我正在尝试在 java 中存储唯一整数数组的列表。我无法使用哈希集,因为 .equals 方法不会将具有相同值但不同引用的 int[] 等同。
3 回答
跃然一笑
TA贡献1826条经验 获得超6个赞
一种选择是使用List<Integer>而不是int[]作为 的元素Set,这将允许您使用任何Set实现。
如果必须使用数组,可以将它们存储在 a 中TreeSet<int[]>,并将自定义Comparator<int[]>传递给TreeSet构造函数。这应该可行,因为TreeSet不使用equals()andhashCode()来确定两个元素是否相同。
摇曳的蔷薇
TA贡献1793条经验 获得超6个赞
我认为以下代码片段将是您的解决方案。如果我答对了
List<Integer> numberList = new ArrayList<Integer>();
int[] myInts = {1, 1, 2, 3, 3, 3, 3, 4};
for (int i : myInts) {
if (!numberList.contains(i)) {
numberList.add(i);
}
}
一只斗牛犬
TA贡献1784条经验 获得超2个赞
您可以将int[]数组包装在一个特殊的容器中,该容器会覆盖equals和hashCode:
public class IntArrayHolder {
private final int[] array;
public IntArrayHolder(int[] array) {
this.array = array;
}
public int[] getArray() {
return array;
}
@Override
public boolean equals(Object object) {
if (this == object) return true;
if (!(object instanceof IntArrayHolder)) return false;
IntArrayHolder that = (IntArrayHolder) object;
return Arrays.equals(array, that.array);
}
@Override
public int hashCode() {
return Arrays.hashCode(array);
}
}
并使用Set<IntArrayHolder>而不是Set<int[]>:
Set<IntArrayHolder> set = new HashSet<>();
set.add(new IntArrayHolder(new int[]{0}));
set.add(new IntArrayHolder(new int[]{0}));
set.add(new IntArrayHolder(new int[]{1}));
set.forEach(elm -> System.out.println(Arrays.toString(elm.getArray()))); // prints [1][0]

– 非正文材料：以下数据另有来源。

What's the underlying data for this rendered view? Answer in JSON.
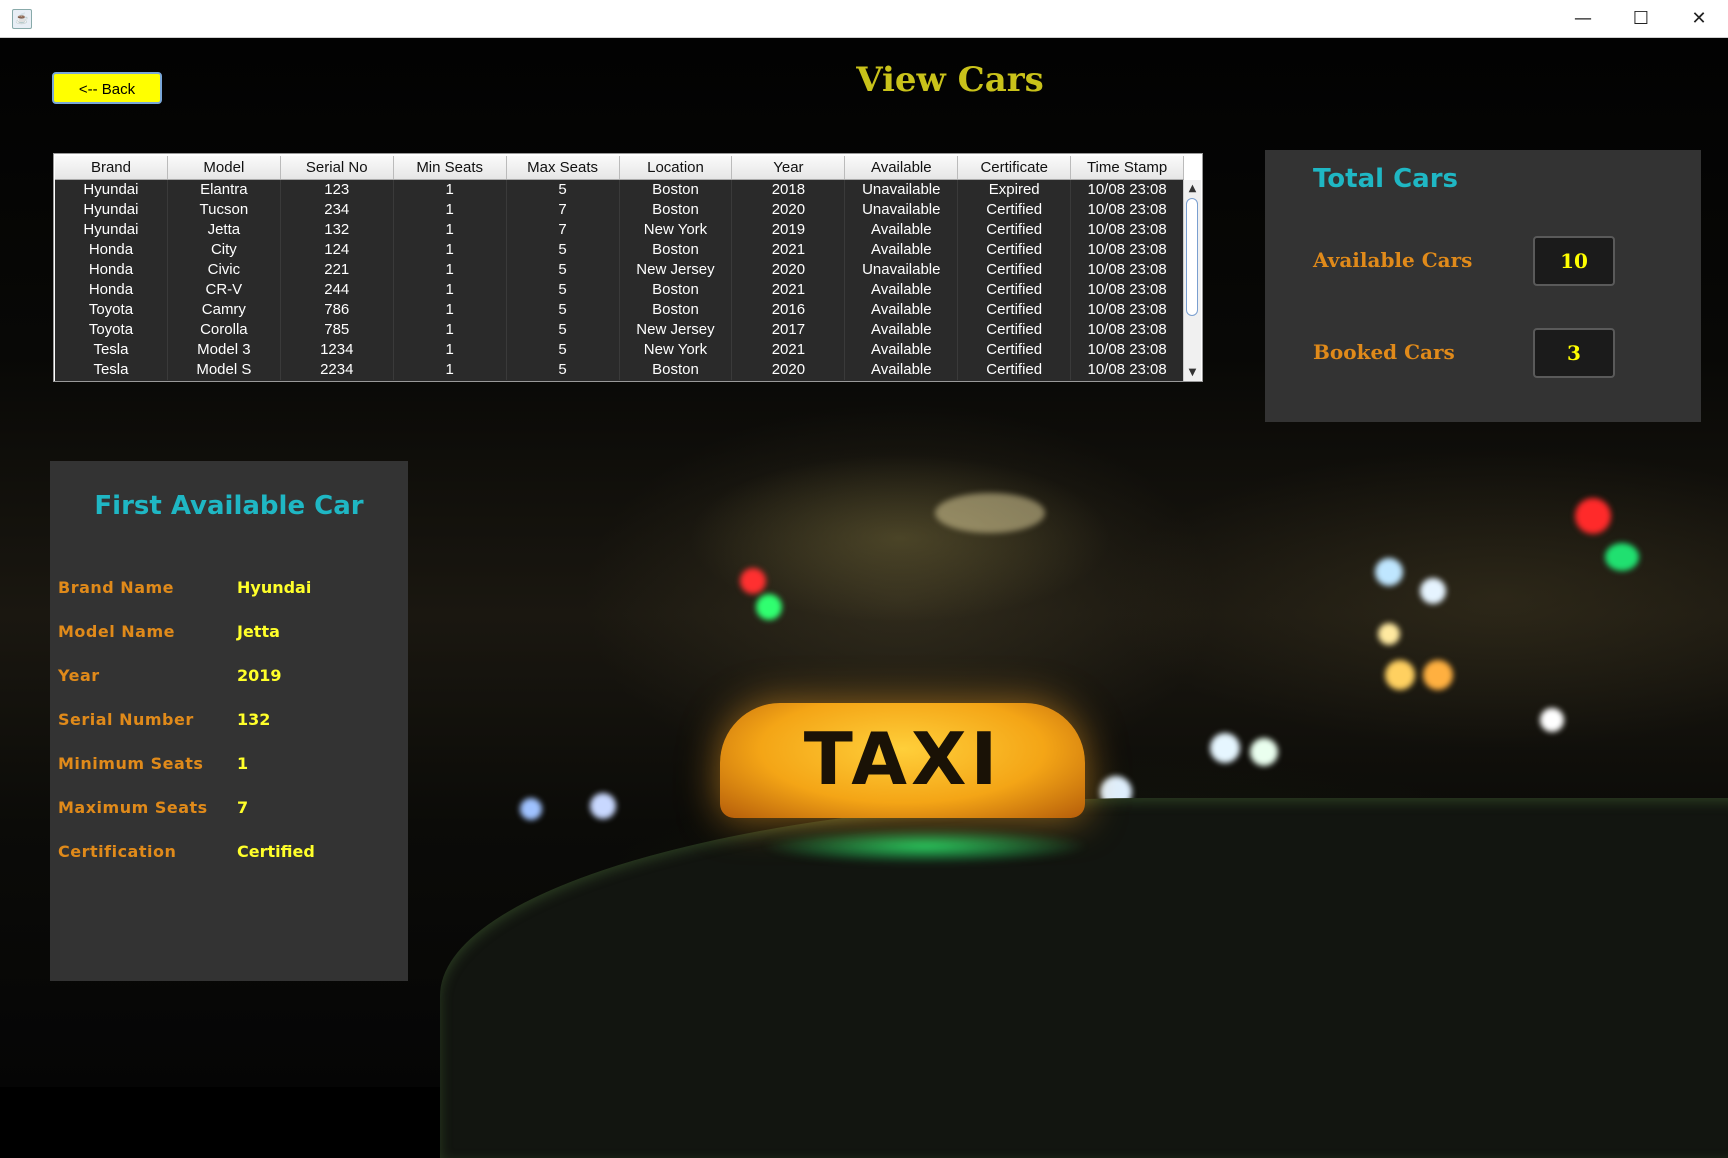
{
  "window": {
    "minimize_glyph": "—",
    "maximize_glyph": "☐",
    "close_glyph": "✕"
  },
  "back_button": "<-- Back",
  "page_title": "View Cars",
  "table": {
    "headers": [
      "Brand",
      "Model",
      "Serial No",
      "Min Seats",
      "Max Seats",
      "Location",
      "Year",
      "Available",
      "Certificate",
      "Time Stamp"
    ],
    "rows": [
      [
        "Hyundai",
        "Elantra",
        "123",
        "1",
        "5",
        "Boston",
        "2018",
        "Unavailable",
        "Expired",
        "10/08 23:08"
      ],
      [
        "Hyundai",
        "Tucson",
        "234",
        "1",
        "7",
        "Boston",
        "2020",
        "Unavailable",
        "Certified",
        "10/08 23:08"
      ],
      [
        "Hyundai",
        "Jetta",
        "132",
        "1",
        "7",
        "New York",
        "2019",
        "Available",
        "Certified",
        "10/08 23:08"
      ],
      [
        "Honda",
        "City",
        "124",
        "1",
        "5",
        "Boston",
        "2021",
        "Available",
        "Certified",
        "10/08 23:08"
      ],
      [
        "Honda",
        "Civic",
        "221",
        "1",
        "5",
        "New Jersey",
        "2020",
        "Unavailable",
        "Certified",
        "10/08 23:08"
      ],
      [
        "Honda",
        "CR-V",
        "244",
        "1",
        "5",
        "Boston",
        "2021",
        "Available",
        "Certified",
        "10/08 23:08"
      ],
      [
        "Toyota",
        "Camry",
        "786",
        "1",
        "5",
        "Boston",
        "2016",
        "Available",
        "Certified",
        "10/08 23:08"
      ],
      [
        "Toyota",
        "Corolla",
        "785",
        "1",
        "5",
        "New Jersey",
        "2017",
        "Available",
        "Certified",
        "10/08 23:08"
      ],
      [
        "Tesla",
        "Model 3",
        "1234",
        "1",
        "5",
        "New York",
        "2021",
        "Available",
        "Certified",
        "10/08 23:08"
      ],
      [
        "Tesla",
        "Model S",
        "2234",
        "1",
        "5",
        "Boston",
        "2020",
        "Available",
        "Certified",
        "10/08 23:08"
      ]
    ]
  },
  "totals": {
    "title": "Total Cars",
    "available_label": "Available Cars",
    "available_value": "10",
    "booked_label": "Booked Cars",
    "booked_value": "3"
  },
  "first_available": {
    "title": "First Available Car",
    "fields": [
      {
        "label": "Brand Name",
        "value": "Hyundai"
      },
      {
        "label": "Model Name",
        "value": "Jetta"
      },
      {
        "label": "Year",
        "value": "2019"
      },
      {
        "label": "Serial Number",
        "value": "132"
      },
      {
        "label": "Minimum Seats",
        "value": "1"
      },
      {
        "label": "Maximum Seats",
        "value": "7"
      },
      {
        "label": "Certification",
        "value": "Certified"
      }
    ]
  },
  "background": {
    "sign_text": "TAXI"
  }
}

您还可以将包装和解包装封装在特殊的泛型类中,并以这种方式使用它们:
Set<int[]> set = new MappedSet<>(new HashSet<>(), Mapper.from(
IntArrayHolder::getArray,
IntArrayHolder::new
));
set.add(new int[]{0});
set.add(new int[]{0});
set.add(new int[]{1});
set.forEach(elm -> System.out.println(Arrays.toString(elm))); // prints [1][0]
这里是Mapper、MappedSet、MappedCollection、MappedIterable和MappedIterator:MappedArray
/**
* <h1>Mapper</h1>
* Represents a two way function which can be used for adapting
* {@code Type<A>} to {@code Type<B>} where {@code Type} is invariant
* generic type.
*
* <h2>Invertibility</h2>
* <p>
* If this mapper isn't bounded result of performing {@code out(in(x))} should
* be similar to {@code x}, no guarantees are made about their equality. The same goes
* with {@code in(out(x))}.
*
* <h2>Nullability</h2>
* <p>
* A mapper always converts {@code null} to {@code null} and non-null references to non-null
* references. {@code null} can be passed to {@link #out(A)} and {@link #in(B)} methods, but
* should never be passed to {@link #doOut(A)} and {@link #doIn(B)}.
*
* <h2>Bounded wildcards</h2>
* <p>
* Bounded wildcards should never be used on {@link A} type parameter, because mapper with bounded
* {@link A} can't be accepted by any adapter and is completely useless.
*
* <p>Using of bounded wildcard on {@link B} type parameter indicates that mapper can perform
* operations in only one way see {@link #outMapper(Function)} and {@link #inMapper(Function)}.
*
* <h2>Unchecked functionality</h2>
* A mapper provides unchecked functionality for not generified methods via {@link #uncheckedOut(Object)},
* {@link #uncheckedIn(Object)} and {@link #unchecked()} methods.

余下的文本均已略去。